Bu yüzden İffet’in öylesine, ‘buraya nasıl üye olunur?’ sorusunu ‘burası nasıl ele geçirilir?’ sorusu olarak algılıyor. Hiç tanımadığı halde Halil, Ahmet, Vuslat ve Masum’u da orada hayal ediyor ve tansiyonu düşer gibi oluyor. Bereket hemen kendini topluyor ve ‘buraya üye olmak o kadar kolay değil’ diyor ve sonra bombasını patlatıyor ‘Detayları şööööyle uzakta, dışarda konuşalım!’

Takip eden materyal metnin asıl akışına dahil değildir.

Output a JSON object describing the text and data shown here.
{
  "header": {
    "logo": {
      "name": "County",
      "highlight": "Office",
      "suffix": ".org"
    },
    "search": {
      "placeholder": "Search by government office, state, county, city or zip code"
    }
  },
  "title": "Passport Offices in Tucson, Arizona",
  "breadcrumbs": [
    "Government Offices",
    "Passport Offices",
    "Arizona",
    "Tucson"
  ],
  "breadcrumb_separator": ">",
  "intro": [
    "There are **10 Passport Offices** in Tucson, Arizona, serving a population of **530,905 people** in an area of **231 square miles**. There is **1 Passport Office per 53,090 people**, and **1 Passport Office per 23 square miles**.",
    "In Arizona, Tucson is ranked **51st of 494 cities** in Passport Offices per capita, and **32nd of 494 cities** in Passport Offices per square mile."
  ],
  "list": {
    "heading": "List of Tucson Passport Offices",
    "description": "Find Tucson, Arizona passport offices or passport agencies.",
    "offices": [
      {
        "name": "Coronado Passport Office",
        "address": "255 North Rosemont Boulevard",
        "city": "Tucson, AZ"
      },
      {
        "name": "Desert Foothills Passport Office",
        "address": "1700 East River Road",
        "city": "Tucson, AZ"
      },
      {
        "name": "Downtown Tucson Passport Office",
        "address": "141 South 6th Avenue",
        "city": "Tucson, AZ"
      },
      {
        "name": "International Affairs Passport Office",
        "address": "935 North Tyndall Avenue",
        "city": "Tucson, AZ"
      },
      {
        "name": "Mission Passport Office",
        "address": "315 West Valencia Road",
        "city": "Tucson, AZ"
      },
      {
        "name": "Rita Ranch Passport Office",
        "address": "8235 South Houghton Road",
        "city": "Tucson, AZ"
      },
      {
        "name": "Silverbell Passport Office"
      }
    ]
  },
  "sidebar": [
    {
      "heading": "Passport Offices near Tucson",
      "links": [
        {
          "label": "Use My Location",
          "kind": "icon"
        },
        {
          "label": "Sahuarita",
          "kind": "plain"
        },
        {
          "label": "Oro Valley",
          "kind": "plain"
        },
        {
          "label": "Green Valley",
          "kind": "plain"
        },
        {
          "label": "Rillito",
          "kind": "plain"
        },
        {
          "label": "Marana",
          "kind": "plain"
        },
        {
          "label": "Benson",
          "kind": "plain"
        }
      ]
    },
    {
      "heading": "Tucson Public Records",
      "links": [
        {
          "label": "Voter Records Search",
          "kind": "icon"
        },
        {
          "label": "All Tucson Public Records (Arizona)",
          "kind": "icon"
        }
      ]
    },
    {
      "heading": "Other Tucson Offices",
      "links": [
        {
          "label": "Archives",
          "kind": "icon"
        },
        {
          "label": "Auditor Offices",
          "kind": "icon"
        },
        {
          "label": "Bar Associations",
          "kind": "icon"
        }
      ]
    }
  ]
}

Palmiye ağacı. Kendini bildi bileli adalı. Uzaktan kıl oğlu kıl Osman’ı ve Osman’ı, derken şu çalımlı kulübü bile ciddiye alan İffet’i seyrediyor. Huzursuzca bir sağa bir sola sallanıyor. ‘Hayat eşittir hey gidi Osman, sana bu rezil sistemin içerisinde vezir olamazsın diyenin alnını karışlarım’ diyor.
Masum, dönüp altında yattığı palmiyeye bakıyor. ‘Bu palmiye deli mi ne!’ diye aklından geçiriyor. Sonra şekerlemesine devam ediyor; ‘tüm bunları dert etmesi gereken ben değilim’ dercesine.